12. Melengkapi dan Menggenapi

211 13 1
                                    

12. Melengkapi dan Menggenapi

Minggu-minggu setelahnya dihabiskan Avrin dengan belajar—sekadar membaca dan membolak-balikkan halaman sih. Kandika merongrongnya dan demi membuatnya berhenti lalu menguarkan senyum andalan itu, Avrin menurutinya. (Walau pada akhirnya, Kandika cuma mengangguk, dan sibuk mengerjakan latihan soal lagi.)

Kabar perlombaan yang diikuti Bastian pun baik. Dia memenangkannya, menduduki juara tiga. Tapi dia mematahkan harapan seluruh teman sekelasnya untuk acara traktiran. Bagaimanapun, itu hasil kemenangannya. Tabungannya. Jadi, mereka hanya bisa memberi ucapan selamat dan semangat setulus mungkin, yang diimbali terima kasih oleh cowok itu.

Anak-anak di sekeliling Avrin benar-benar serius berkutat dalam kegiatan ekskul mereka. Obrolan tentang proyek demi proyek mengudara, silih berganti. Salah satu temannya si-buk membuat artikel teknik pencak silat untuk mading di lantai satu. Yang lain merekomendasikan aplikasi mengedit foto terbaru untuk mading di lantai dua. Ada lagi yang memonopoli kelas bergiliran sepulang sekolah, sebagian untuk merekam tari tradisional dan modern, sisanya untuk drama ekskul Public Speaking. Semuanya akan diunggah di YouTube. Semua-nya memperjuangkan nilai rapor akhir semester.
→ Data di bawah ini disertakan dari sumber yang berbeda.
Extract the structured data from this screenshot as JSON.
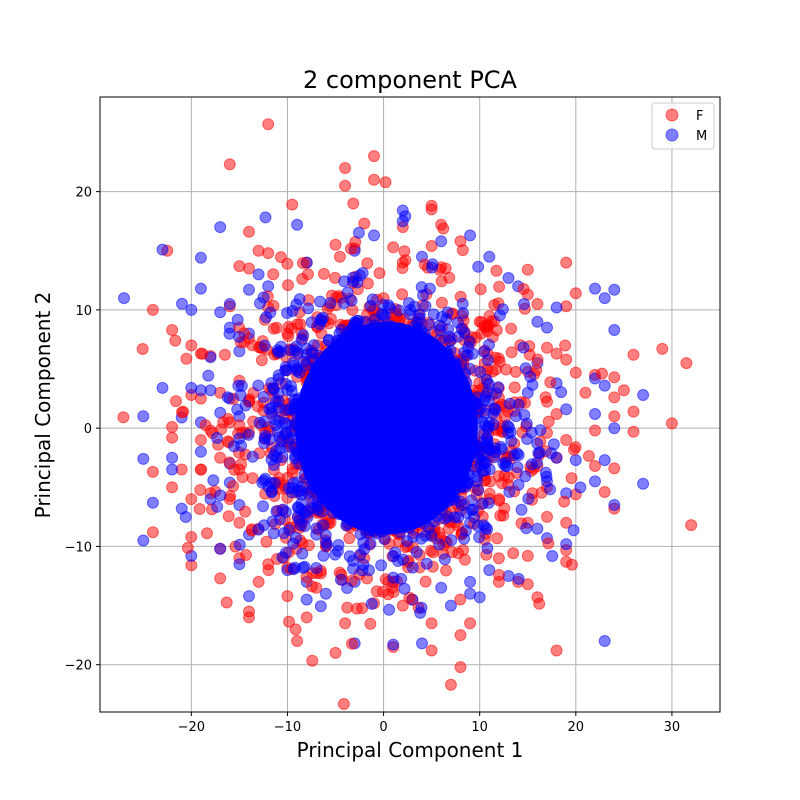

Cengiran miris Avrin keluar saat mengingat ucapan Pak Wahab beberapa minggu lalu. Juga salah satu anak paduan suara yang nggak enak melihat huruf C. Selama ini, dia sibuk menggali rahasia SMA-nya, atau rahasia Kandika. Bahkan sampai mengirim pesan pada Joash demi memuaskan rasa penasarannya.

Avrin nggak bakal heran kalau huruf E menari-nari di kolom ekskulnya.

Sore ini pun, dia hanya duduk-duduk di ruang flower arrangement. Menonton video merangkai bunga, bagaimana memotong batang, mengikatnya, memasukkannya ke dalam air. Cara-cara mempertahankan nyawa tanaman agar tetap awet. Memilih bentuk wadah yang sesuai—untuk dipajang di kamar mandi, ruang keluarga, atau koridor perkantoran. Bagaimana mengkombinasikan warna-warna mereka agar cocok dengan interior yang akan diselaraskan.

Setidaknya, informasi-informasi itu lebih cepat ditangkap otaknya daripada mencoba menghafal rumus percepatan sentripetal.

Beberapa hari belakangan, Avrin rajin membawa laptopnya. Wi-fi di area sekolahnya memang cukup ngebut. Kebiasaan beberapa kakak kelas yang ngetem sampai malam demi mengunduh film sudah menjadi topik umum. Bahkan, sampai ada yang iseng merekam perjalanan pulangnya dari kelas ke gerbang depan, dalam cahaya remang-remang dan jalan yang sangat gelap. Hanya ditemani suara-suara serangga mencurigakan dan tapak-tapak kaki yang tersandung. Entah sengaja atau memang diedit. Sampai diunggah di Instagram.

Kalau Kandika tahu Avrin menyerap berita-berita itu, kakaknya pasti akan geleng-geleng, tak habis pikir.

Sekali lagi, laman blog yang membuat Avrin penasaran terpampang di hadapannya. Sepertinya belum ada yang melapor pada Aralyn, atau menyuruh cewek itu memprivat seisi blognya. Untuk ini, dia sangat berterima kasih pada Joash. Hanya saja, dia terus-menerus menggeluti jalan pikirannya untuk menemukan sesuatu yang tenang tapi mendebarkan.

Student center. Avrin memasukkannya sebagai kata sandi.

Eror.

Firasat yang dia dapat terus-menerus menuju sejarah ekskulnya terbentuk. Bagaimana Aralyn begitu antusias dengan berbagai kegiatannya di student center. Mencarikan lomba dan mengimbau sebanyak mungkin siswa untuk berpartisipasi. Memberi saran yang tepat untuk menghadapi guru tertentu. Berkonsultasi dalam memilih jurusan. Semua fasilitas itu disediakan student center. Bahkan jumlah personelnya pun mencukupi.

Tapi, hasil yang sekarang dia telan justru memasuki masa kebobrokan. Lantai satunya dijadikan perpustakaan, sedangkan lantai dua didesain ulang menjadi auditorium. Tempat selebar itu, yang menyimpan ribuan lembar data dan arsip, ditukar menjadi ruang kecil di pojokan. Terabaikan. Terisolasi.